In the U.S., implementing any voting changes across the country is politically challenging due to the fact that states oversee and administer their own elections. Even the oversight process varies widely from state to state. Differences aside, many states have expanded absentee voting in recent years.

“Back then when I was introducing those first bills, you didn’t have the number of people voting absentee that you have today,” Wyden said. While voting absentee once required a justification, a “big chunk” of those excuse requirements have given way since then, allowing more people to vote by mail.

“Absentee voting is enormously popular,” Wyden said. “Basically what I tell people… is what we’re really doing with our legislature is kind of upscaling what is already going on—not reinventing the wheel.”

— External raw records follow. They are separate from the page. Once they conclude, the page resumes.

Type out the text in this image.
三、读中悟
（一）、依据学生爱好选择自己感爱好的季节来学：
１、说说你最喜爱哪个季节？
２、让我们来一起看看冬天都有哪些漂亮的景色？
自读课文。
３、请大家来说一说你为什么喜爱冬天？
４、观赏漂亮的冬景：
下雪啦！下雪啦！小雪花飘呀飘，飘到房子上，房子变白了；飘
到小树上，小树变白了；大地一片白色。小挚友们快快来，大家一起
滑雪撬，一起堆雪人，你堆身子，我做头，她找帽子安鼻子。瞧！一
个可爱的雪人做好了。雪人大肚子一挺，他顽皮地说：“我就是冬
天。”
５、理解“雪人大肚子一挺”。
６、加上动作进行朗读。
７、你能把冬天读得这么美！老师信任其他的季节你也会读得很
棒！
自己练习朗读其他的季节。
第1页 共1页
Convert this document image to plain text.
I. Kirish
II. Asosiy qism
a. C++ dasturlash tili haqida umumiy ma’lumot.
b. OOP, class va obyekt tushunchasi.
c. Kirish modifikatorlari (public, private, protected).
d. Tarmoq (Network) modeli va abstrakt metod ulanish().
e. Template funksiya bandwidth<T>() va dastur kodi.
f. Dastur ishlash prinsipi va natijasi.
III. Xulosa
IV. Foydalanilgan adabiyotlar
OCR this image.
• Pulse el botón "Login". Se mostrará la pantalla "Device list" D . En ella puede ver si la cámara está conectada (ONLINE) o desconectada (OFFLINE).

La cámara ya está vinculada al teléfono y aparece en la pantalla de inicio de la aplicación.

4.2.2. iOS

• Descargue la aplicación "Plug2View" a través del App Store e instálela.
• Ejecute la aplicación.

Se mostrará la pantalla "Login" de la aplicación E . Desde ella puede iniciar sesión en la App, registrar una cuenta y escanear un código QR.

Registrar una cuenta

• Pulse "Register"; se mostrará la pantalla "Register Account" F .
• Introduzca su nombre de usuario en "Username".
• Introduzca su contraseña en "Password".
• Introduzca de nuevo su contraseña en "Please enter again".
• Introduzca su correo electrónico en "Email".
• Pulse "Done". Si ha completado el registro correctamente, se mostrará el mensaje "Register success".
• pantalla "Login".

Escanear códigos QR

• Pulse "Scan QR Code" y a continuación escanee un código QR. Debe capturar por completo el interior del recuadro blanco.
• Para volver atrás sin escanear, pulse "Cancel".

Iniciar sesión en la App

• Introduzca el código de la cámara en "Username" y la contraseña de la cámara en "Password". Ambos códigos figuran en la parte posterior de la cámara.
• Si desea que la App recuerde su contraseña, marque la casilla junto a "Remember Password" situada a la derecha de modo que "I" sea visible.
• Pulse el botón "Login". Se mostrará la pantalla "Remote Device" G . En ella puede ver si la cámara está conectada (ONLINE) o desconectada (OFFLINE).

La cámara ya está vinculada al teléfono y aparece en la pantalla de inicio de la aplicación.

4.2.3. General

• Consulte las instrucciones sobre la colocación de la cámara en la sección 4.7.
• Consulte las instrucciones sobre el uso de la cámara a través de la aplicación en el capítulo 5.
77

Wyden warns that we’ve already seen the worst case scenario play out in Wisconsin. “You have older voters waiting in line to talk to older poll workers… some had masks, some didn’t.

“[In] Wisconsin, literally in the middle of a pandemic, the legislature said ‘we’re going to put the lives of our people at risk.’ I thought that was very troubling,” Wyden said.

“All I can think of was at this point in the middle of a pandemic, I don’t think this is a partisan issue.”